Saturday 18th October 2025

Embracing AI undermines academia

Intelligence and Oxford are usually synonymous. After a term or two, this idea generally wanes amongst its student population, but there is an underlying truth that people at this University have some idea of how to think. Why, then, is artificial intelligence being repeatedly imposed upon us; arriving in our search engines, eBook services, and most recently, across the entire university? The use of AI is rapidly changing from being a choice, made largely by hungover undergraduates, to an expectation coming top-down from the University administration. This assumes the worst of Oxford’s students – ignoring the genuine desire to work hard and improve – and instead views academia as a means to an end, rather than a worthwhile occupation in itself. 

First infiltrated was the eBook services. No person accessing a 1970s monograph on coinage in revolutionary America has any use for a vague and inaccurate summary. There is an immediate assumption of laziness that emerges when this is an unavoidable feature. I’ll save you the tangent on Britain’s anti-intellectual culture, but we live in a world that increasingly caters to the lowest common denominator. Maybe it’s asking too much of online book providers, but one should be able to read and seek information unencumbered by constant simplification. 

The most glaring issue with AI is that it is often factually wrong. The University uses literature reviews as an example of AI helping, but it cannot assist if it does not understand the work in the field.
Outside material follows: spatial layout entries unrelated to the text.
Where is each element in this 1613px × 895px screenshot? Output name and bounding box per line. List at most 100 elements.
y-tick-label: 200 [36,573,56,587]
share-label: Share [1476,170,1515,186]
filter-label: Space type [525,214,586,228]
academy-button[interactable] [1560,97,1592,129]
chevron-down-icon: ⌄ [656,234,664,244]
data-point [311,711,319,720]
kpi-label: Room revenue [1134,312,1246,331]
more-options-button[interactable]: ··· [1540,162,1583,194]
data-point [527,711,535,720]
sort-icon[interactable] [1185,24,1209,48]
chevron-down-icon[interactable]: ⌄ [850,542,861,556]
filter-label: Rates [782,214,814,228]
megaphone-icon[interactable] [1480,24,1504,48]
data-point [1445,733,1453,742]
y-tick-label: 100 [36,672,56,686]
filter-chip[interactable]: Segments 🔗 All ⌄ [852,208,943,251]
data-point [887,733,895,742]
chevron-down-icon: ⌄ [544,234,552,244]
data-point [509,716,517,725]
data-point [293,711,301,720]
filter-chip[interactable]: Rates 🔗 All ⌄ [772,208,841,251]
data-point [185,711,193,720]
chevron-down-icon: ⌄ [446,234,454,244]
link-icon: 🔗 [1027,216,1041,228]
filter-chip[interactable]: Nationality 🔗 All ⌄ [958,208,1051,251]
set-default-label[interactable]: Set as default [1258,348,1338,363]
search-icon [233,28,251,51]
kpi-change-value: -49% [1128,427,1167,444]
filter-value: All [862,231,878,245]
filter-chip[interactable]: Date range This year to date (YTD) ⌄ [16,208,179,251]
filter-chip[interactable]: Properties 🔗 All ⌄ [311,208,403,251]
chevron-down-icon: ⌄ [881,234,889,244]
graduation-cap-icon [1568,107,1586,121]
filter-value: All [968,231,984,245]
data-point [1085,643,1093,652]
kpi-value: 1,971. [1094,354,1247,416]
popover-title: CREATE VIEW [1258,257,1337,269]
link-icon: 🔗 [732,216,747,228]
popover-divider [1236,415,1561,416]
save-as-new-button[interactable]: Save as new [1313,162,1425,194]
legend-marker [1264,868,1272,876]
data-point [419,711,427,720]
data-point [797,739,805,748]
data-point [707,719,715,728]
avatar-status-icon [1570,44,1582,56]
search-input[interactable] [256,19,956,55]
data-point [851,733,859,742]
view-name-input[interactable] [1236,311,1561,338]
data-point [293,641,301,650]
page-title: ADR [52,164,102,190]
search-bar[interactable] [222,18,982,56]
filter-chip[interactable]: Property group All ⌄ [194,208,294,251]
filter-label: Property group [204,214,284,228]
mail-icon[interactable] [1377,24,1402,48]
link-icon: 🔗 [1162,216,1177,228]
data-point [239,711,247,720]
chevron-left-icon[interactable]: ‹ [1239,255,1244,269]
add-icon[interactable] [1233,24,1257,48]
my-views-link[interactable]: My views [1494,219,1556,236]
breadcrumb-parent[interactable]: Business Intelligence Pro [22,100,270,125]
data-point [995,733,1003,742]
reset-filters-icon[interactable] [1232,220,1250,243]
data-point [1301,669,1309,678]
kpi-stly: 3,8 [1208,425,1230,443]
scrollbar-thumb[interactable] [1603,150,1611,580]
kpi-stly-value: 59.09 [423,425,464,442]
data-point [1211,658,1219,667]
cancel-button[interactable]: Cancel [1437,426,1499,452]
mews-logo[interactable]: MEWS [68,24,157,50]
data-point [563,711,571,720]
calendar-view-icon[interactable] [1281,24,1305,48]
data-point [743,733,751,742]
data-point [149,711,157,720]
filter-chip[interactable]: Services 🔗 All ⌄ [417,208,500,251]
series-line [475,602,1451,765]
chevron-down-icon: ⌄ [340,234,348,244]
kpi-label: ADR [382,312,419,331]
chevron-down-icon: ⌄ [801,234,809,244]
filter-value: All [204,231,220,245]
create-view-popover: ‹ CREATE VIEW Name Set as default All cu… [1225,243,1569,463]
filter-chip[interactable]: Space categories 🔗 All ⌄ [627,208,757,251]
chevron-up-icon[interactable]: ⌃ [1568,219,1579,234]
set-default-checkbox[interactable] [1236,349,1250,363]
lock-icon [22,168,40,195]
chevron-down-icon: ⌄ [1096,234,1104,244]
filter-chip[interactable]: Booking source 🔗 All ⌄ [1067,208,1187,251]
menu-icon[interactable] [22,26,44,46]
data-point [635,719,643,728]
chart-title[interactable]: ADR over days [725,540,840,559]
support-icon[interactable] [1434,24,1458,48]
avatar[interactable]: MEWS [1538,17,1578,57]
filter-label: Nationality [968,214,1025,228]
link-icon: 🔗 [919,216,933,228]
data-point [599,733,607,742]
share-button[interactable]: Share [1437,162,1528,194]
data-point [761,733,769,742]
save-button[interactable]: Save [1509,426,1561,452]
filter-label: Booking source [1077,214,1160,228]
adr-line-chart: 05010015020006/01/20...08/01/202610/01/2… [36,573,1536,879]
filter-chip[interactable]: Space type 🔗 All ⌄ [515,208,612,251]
An AI summary of ‘Dress and Society: Contributions from Archaeology’ by Toby F Martin and Rosie Wench highlights Virginia Woolf as a “key concept”, having been quoted once. While my grip on medieval dress archeology may leave my tutors somewhat wanting, I can say with some certainty that Virginia Woolf does not play a major role. AI is only capable of clinging to words it has seen a lot, much like a three year old recognising their own name. 

While this example is obviously incorrect, had it flagged something more inconspicuous, the error could have easily gone unnoticed. When using AI in the very way the University recommends – which involves aforementioned literature reviews or identifying research gaps – this error becomes a significant issue. 

Most disturbingly, the AI writing the summary seems to think that it is the author of the book. Claiming “we seek to promote [dress] as fundamental to…understanding past societies”, appears relatively innocent, if not hugely accurate. However, it is this claim of authorship which is more worrying. Martin and Weetch did not argue that. It is one thing to have a poor summary, it is another to put words into the authors’ mouths. 

Recently, the University has taken the embrace of AI one step further, providing access to ChatGPT-5 for all staff and students. OpenAI – the company behind ChatGPT – has been sued multiple times for using copyrighted work to train its models. While I would not recommend looking to Oxford University governance for overly moral decisions, I had hoped that the ideas of intellectual property and authorial remuneration might somewhat resonate. Instead, the University is funnelling money into a company that undermines these values. 

The University is struggling with AI usage. I am not ignorant to that, nor to the idea that by facilitating it, they have better means of controlling the usage. But by embracing AI like this, Oxford University is simply giving up on trying to engage properly with the most pressing issue facing academia today. In doing so, the administration is letting its students down.

Where the University gives advice on AI usage, it is often a direct replacement for actually engaging with another person. In some cases, like working on writing in an academic tone, this may be helpful. In others, like hearing a “range of perspectives” or having “critical questions about a text”, speaking with others and simply thinking can have the same outcome – with the added benefit that the student might actually grow intellectually, rather than just being ready to answer the next question. 

I struggle to see how any humanities subject is benefited by AI. Everything that I know current humanities students are asking it to do is harmful to the education we are supposed to be getting. Developing the ability to think critically and understand – rather than just learn information – is the hallmark of an Oxford degree. So while an AI chatbot might be able to aid you in regurgitating ‘facts’, continued usage undermines the very point of why we are here. 

A few months ago, a joke of ‘just having a think’ circulated on social media. While light-hearted, it speaks to a wider sentiment. We have not evolved as a species in the past few years to lack the capacity for thought, nor the desire for it. Tech companies and the University treat AI as some inevitable, coveted invention: this is simply not the case. Oxford is full of intelligent and engaged people; people who want to do the work, and want to have opinions on it. By facilitating copious AI usage, the University fails to deliver on its centuries-long tradition of encouraging independent and original thought.